Logo

2. Hukuk Dairesi2023/7094 E. 2024/5121 K.

Yapay Zeka Özeti

Uyuşmazlık: Fiili ayrılık nedeniyle açılan boşanma davasında, fiili ayrılık şartlarının oluşup oluşmadığı, erkeğin akıl sağlığına ilişkin raporun yeterliliği ve hükmedilen tazminat miktarının düşük olup olmadığı hususları.

Gerekçe ve Sonuç: Tarafların iddia ve savunmaları, deliller, uygulanacak hukuk kuralları, hukuki ilişkinin nitelendirilmesi, dava şartları, yargılama ve ispat kuralları ile kararda belirtilen gerekçelere göre usul ve yasaya uygunluğu gözetilerek, Bölge Adliye Mahkemesi kararının onanmasına karar verilmiştir.

Karar Metni

"İçtihat Metni"

MAHKEMESİ : İstanbul Bölge Adliye Mahkemesi 42. Hukuk Dairesi

SAYISI : 2021/1093 E., 2023/1112 K.

KARAR : Kararın kaldırılarak kısmen esas hakkında hüküm kurulması

İLK DERECE MAHKEMESİ : İstanbul 3. Aile Mahkemesi

SAYISI : 2018/636 E., 2021/270 K.

Taraflar arasındaki boşanma davasından dolayı yapılan yargılama sonunda İlk Derece Mahkemesince davanın kabulüyle tarafların boşanmalarına ve boşanmanın fer'îlerine karar verilmiştir.

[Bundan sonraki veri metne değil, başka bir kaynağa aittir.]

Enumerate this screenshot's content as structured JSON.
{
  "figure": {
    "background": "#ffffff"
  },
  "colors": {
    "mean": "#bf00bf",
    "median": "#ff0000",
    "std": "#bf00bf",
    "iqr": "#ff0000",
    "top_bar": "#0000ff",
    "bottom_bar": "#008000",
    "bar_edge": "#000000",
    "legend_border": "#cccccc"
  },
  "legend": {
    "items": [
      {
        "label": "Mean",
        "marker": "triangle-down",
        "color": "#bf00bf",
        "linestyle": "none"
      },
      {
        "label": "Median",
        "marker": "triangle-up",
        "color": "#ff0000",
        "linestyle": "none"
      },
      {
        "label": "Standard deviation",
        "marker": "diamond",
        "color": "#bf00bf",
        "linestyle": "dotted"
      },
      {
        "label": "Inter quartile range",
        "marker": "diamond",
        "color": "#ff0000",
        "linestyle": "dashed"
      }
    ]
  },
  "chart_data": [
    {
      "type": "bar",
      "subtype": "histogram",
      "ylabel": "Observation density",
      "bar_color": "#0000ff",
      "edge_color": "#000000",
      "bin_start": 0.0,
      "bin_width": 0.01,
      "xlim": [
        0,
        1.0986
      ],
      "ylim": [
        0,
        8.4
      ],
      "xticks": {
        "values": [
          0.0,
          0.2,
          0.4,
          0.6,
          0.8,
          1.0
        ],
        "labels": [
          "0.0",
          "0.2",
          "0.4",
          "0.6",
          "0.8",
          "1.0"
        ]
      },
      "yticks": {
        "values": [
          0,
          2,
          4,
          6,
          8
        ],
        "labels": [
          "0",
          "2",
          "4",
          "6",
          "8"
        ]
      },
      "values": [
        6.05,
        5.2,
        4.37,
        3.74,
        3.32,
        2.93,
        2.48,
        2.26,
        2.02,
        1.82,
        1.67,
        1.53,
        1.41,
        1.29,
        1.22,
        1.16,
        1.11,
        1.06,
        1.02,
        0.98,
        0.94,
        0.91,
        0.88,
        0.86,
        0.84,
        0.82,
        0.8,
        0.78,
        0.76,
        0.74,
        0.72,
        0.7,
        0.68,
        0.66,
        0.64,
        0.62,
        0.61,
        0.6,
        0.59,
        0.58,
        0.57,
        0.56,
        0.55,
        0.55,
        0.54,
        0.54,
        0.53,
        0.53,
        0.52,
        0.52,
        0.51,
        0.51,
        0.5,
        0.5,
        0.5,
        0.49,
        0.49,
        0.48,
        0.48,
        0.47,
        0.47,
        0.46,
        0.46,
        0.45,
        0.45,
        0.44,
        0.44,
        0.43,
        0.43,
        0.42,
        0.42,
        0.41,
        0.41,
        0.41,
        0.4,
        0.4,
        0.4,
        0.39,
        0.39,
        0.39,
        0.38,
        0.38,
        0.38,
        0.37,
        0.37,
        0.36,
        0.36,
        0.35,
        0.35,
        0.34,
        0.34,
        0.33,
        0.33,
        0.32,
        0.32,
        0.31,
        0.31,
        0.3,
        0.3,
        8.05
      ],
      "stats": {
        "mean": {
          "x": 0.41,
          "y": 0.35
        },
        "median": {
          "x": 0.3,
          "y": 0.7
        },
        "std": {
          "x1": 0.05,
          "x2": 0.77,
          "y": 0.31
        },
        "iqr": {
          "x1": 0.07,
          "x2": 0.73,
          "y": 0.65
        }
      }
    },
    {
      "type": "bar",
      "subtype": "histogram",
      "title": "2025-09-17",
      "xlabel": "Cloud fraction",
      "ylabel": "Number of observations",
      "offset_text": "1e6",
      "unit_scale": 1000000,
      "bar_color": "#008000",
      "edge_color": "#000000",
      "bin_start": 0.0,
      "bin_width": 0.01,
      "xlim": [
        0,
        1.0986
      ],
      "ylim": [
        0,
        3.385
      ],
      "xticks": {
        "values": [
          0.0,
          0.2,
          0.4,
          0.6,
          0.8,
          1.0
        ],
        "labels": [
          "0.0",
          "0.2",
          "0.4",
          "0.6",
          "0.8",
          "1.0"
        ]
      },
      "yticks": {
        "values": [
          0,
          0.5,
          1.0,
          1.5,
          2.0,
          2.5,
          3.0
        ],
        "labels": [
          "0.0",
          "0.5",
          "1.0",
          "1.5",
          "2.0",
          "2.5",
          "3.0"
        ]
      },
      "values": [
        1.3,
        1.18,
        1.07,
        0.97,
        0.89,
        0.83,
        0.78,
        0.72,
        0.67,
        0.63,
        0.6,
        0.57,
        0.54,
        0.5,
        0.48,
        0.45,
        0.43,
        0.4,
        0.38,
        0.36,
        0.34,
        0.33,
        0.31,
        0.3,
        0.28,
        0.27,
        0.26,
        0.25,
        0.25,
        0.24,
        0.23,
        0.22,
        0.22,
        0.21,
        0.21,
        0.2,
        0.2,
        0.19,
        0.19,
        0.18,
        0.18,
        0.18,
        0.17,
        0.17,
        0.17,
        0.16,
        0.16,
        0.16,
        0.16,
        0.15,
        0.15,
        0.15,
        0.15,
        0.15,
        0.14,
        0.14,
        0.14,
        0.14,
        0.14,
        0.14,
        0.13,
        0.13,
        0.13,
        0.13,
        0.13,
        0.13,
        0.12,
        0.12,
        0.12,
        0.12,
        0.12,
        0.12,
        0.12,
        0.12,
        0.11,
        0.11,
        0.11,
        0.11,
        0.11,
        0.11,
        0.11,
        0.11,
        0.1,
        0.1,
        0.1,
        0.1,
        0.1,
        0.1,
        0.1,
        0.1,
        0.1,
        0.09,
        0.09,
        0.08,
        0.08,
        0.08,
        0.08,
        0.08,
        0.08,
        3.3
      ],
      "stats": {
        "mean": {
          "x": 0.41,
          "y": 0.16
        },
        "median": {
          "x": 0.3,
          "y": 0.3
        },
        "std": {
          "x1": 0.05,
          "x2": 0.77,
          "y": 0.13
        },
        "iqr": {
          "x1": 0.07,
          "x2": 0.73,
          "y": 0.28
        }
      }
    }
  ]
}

Kararın davalı kadın vekili tarafından istinaf edilmesi üzerine, Bölge Adliye Mahkemesince başvurunun kısmen kabulüyle kararın kaldırılarak kısmen yeniden esas hakkında hüküm kurulmasına karar verilmiştir.

Bölge Adliye Mahkemesi kararı davalı kadın vekili tarafından temyiz edilmekle; kesinlik, süre, temyiz şartı ve diğer usul eksiklikleri yönünden yapılan ön inceleme sonucunda, temyiz dilekçesinin kabulüne karar verildikten ve Tetkik Hâkimi tarafından hazırlanan rapor dinlendikten sonra dosyadaki belgeler incelenip gereği düşünüldü:

I. DAVA

Davacı erkek vekili dava dilekçesinde özetle; erkeğin 14.02.2007 tarihinde kalp ameliyatı olduğunu ve daha sonra tedavi gördüğünü, bu ameliyattan sonra kadının aşırı kıskançlık krizlerine girdiğini, hastanede hemşirelerden kıskandığını, erkeğe maddî manevî şiddet uyguladığını, bunun üzerine erkeğin kadına karşı boşanma davası açtığını ve İstanbul 14. Aile Mahkemesinin 2010/1404 Esas, 2015/510 Karar sayılı dosyasında görülen boşanma davasının reddedildiğini, ret kararından sonra 3 yıllık süre içerisinde tarafların tekrar bir araya gelmediklerini ileri sürerek 4721 sayılı Türk Medeni Kanunu'nun (4721 sayılı Kanun) 166 ncı maddesinin dördüncü fıkrası uyarınca tarafların boşanmalarına, erkek yararına 1.500.000,00 TL maddî, 1.500.000,00 TL manevî tazminat ödenmesine karara verilmesini talep ve dava etmiştir.

II. CEVAP

Davalı kadın vekili cevap dilekçesinde özetle; erkeğin geçirmiş olduğu açık kalp ameliyatı sonrasında hal ve hareketlerinin değiştiğini, alkol almaya başladığını, pavyonlarda kadınlarla alem yaptığını, başka kadınlara nakdi yardımlarda bulunduğunu, birlik görevlerini yerine getirmediğini, önceki bir tarihte boşanma davası açtığını, bu davanın reddedildiğini, ret kararından sonra da sadakatsiz davranışlara devam ettiğini ileri sürerek açılan davanın reddine, mahkeme aksi kanaatte ise kadın yararına aylık 3.000,00 TL tedbir ve devamında yoksulluk nafakası ile 250.000,00 TL maddî, 200.000,00 TL manevî tazminatın yasal faizi ile birlikte ödenmesine, edinilmiş mal kapsamında olan Muğla ili, Fethiye ilçesi, Kesikkapı Mah. Yazla Yurdunda bulunan 1842 ada, 6 parselde kayıtlı, 2 nolu bağımsız bölümün tapusunun 1/2 sinin iptali ile davalı kadın adına tapuya tesciline, bu mümkün değil ise yarı bedelinin yasal faizi ile birlikte tahsiline karar verilmesini talep etmiştir.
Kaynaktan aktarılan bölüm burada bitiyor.